This research was undertaken by Dr. Romain Guises during his PhD studies while at Imperial College under the supervision of Dr. J-P Latham and Prof. Antonio Munjiza, with assistance from AMCG’s Dr. Jiansheng Xiang.
The flux of granular material though an aperture in a silo configuration has been analysed for frictional and frictionless ellipses of varying aspect ratio.
There is considerable interest amongst bulk solids handling industries to better understand the controls on hopper/silo discharge rates and incidence of hang-ups or “jamming”. Mining companies have particular interest in granular flow through given aperture geometries to better understand isolated extraction zones, (IEZ) and isolated movement zones, (IMZ) above draw points in block caving operations. Understanding the flow and origins of naturally fragmented material arriving at a series of draw points is of great importance in draw point design in caving operations. To model the processes involved, study methods have included; large scale physical models, continuum models of granular flow and increasingly, researchers have turned to discrete particle DEM models.
A remarkable richness of mechanical behaviour for the silo discharge flow problem can be seen in the simulations by Guises (2008) using 2D FEMDEM models of elliptical particles with friction.
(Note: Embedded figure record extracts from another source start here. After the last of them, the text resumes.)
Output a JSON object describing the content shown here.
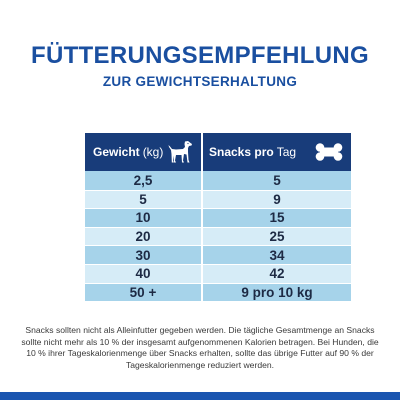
{
  "header": {
    "title": "FÜTTERUNGSEMPFEHLUNG",
    "subtitle": "ZUR GEWICHTSERHALTUNG"
  },
  "table": {
    "col_left": {
      "label": "Gewicht",
      "unit": "(kg)",
      "icon": "dog-icon"
    },
    "col_right": {
      "label": "Snacks pro",
      "unit": "Tag",
      "icon": "bone-icon"
    },
    "rows": [
      {
        "weight": "2,5",
        "snacks": "5"
      },
      {
        "weight": "5",
        "snacks": "9"
      },
      {
        "weight": "10",
        "snacks": "15"
      },
      {
        "weight": "20",
        "snacks": "25"
      },
      {
        "weight": "30",
        "snacks": "34"
      },
      {
        "weight": "40",
        "snacks": "42"
      },
      {
        "weight": "50 +",
        "snacks": "9 pro 10 kg"
      }
    ]
  },
  "note": "Snacks sollten nicht als Alleinfutter gegeben werden. Die tägliche Gesamtmenge an Snacks sollte nicht mehr als 10 % der insgesamt aufgenommenen Kalorien betragen. Bei Hunden, die 10 % ihrer Tageskalorienmenge über Snacks erhalten, sollte das übrige Futter auf 90 % der Tageskalorienmenge reduziert werden.",
  "colors": {
    "brand_blue": "#1a4fa0",
    "header_navy": "#183c7a",
    "row_dark": "#a6d3ea",
    "row_light": "#d6ecf7"
  }
}
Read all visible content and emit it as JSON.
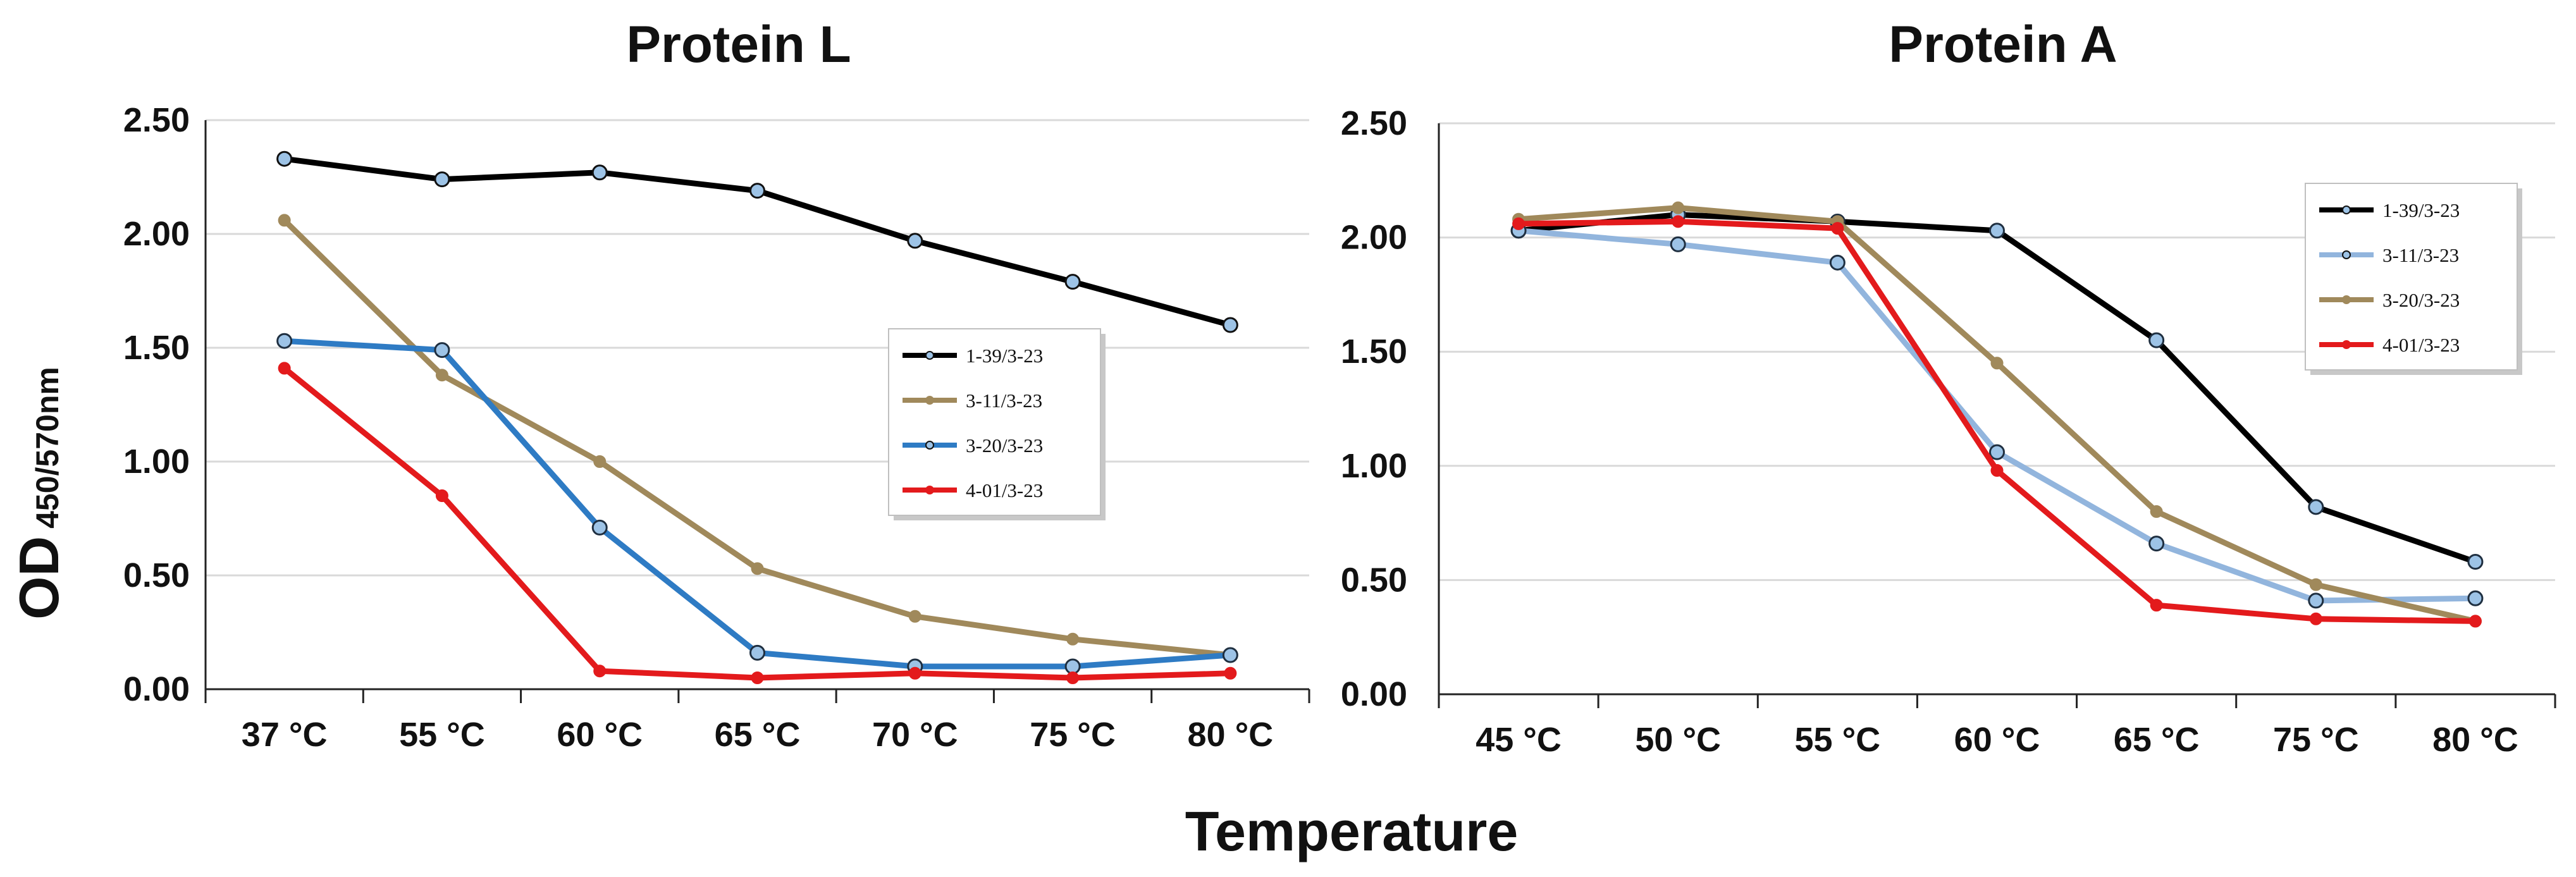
{
  "ylabel": {
    "main": "OD",
    "subscript": "450/570nm"
  },
  "xlabel": "Temperature",
  "chart_data": [
    {
      "type": "line",
      "title": "Protein L",
      "categories": [
        "37 °C",
        "55 °C",
        "60 °C",
        "65 °C",
        "70 °C",
        "75 °C",
        "80 °C"
      ],
      "ylim": [
        0,
        2.5
      ],
      "yticks": [
        "0.00",
        "0.50",
        "1.00",
        "1.50",
        "2.00",
        "2.50"
      ],
      "grid": true,
      "legend_position": "center-right",
      "series": [
        {
          "name": "1-39/3-23",
          "color": "#000000",
          "marker": "open-circle",
          "values": [
            2.33,
            2.24,
            2.27,
            2.19,
            1.97,
            1.79,
            1.6
          ]
        },
        {
          "name": "3-11/3-23",
          "color": "#A0895B",
          "marker": "dot",
          "values": [
            2.06,
            1.38,
            1.0,
            0.53,
            0.32,
            0.22,
            0.15
          ]
        },
        {
          "name": "3-20/3-23",
          "color": "#2E7BC4",
          "marker": "filled-circle",
          "values": [
            1.53,
            1.49,
            0.71,
            0.16,
            0.1,
            0.1,
            0.15
          ]
        },
        {
          "name": "4-01/3-23",
          "color": "#E31A1C",
          "marker": "dot",
          "values": [
            1.41,
            0.85,
            0.08,
            0.05,
            0.07,
            0.05,
            0.07
          ]
        }
      ]
    },
    {
      "type": "line",
      "title": "Protein A",
      "categories": [
        "45 °C",
        "50 °C",
        "55 °C",
        "60 °C",
        "65 °C",
        "75 °C",
        "80 °C"
      ],
      "ylim": [
        0,
        2.5
      ],
      "yticks": [
        "0.00",
        "0.50",
        "1.00",
        "1.50",
        "2.00",
        "2.50"
      ],
      "grid": true,
      "legend_position": "top-right",
      "series": [
        {
          "name": "1-39/3-23",
          "color": "#000000",
          "marker": "filled-circle",
          "values": [
            2.03,
            2.1,
            2.07,
            2.03,
            1.55,
            0.82,
            0.58
          ]
        },
        {
          "name": "3-11/3-23",
          "color": "#92B5DD",
          "marker": "filled-circle",
          "values": [
            2.03,
            1.97,
            1.89,
            1.06,
            0.66,
            0.41,
            0.42
          ]
        },
        {
          "name": "3-20/3-23",
          "color": "#A0895B",
          "marker": "dot",
          "values": [
            2.08,
            2.13,
            2.07,
            1.45,
            0.8,
            0.48,
            0.32
          ]
        },
        {
          "name": "4-01/3-23",
          "color": "#E31A1C",
          "marker": "dot",
          "values": [
            2.06,
            2.07,
            2.04,
            0.98,
            0.39,
            0.33,
            0.32
          ]
        }
      ]
    }
  ]
}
Experiments were run with 900 particles discharging from a rectangular silo with an opening of ~5.7 times the effective diameter of elliptical particles, i.e. sufficiently narrow to observe intermittent jamming for the frictional case. Discharge rates are dependent on particle shape, with faster flows observed for elongated particles when there is zero friction, see Fig. 1. With friction, the periods of time over which significant jamming occurs is greater for increasingly elongated particles.
FEMDEM methods allow a more fundamental study of flow of granular materials with realistic shape and friction properties. Aperture shapes, opening widths and spacings can be optimised for flow rates that retain the most uniform flow within the granular mass of the caved ore. There is also potential to parameterise continuum models, compare results with less costly FEMDEM models employing rigid interior properties, or less costly DEM models based on superquadrics or clustered spheres. Transient phenomena leading to silo wall collapse can be studied with this approach.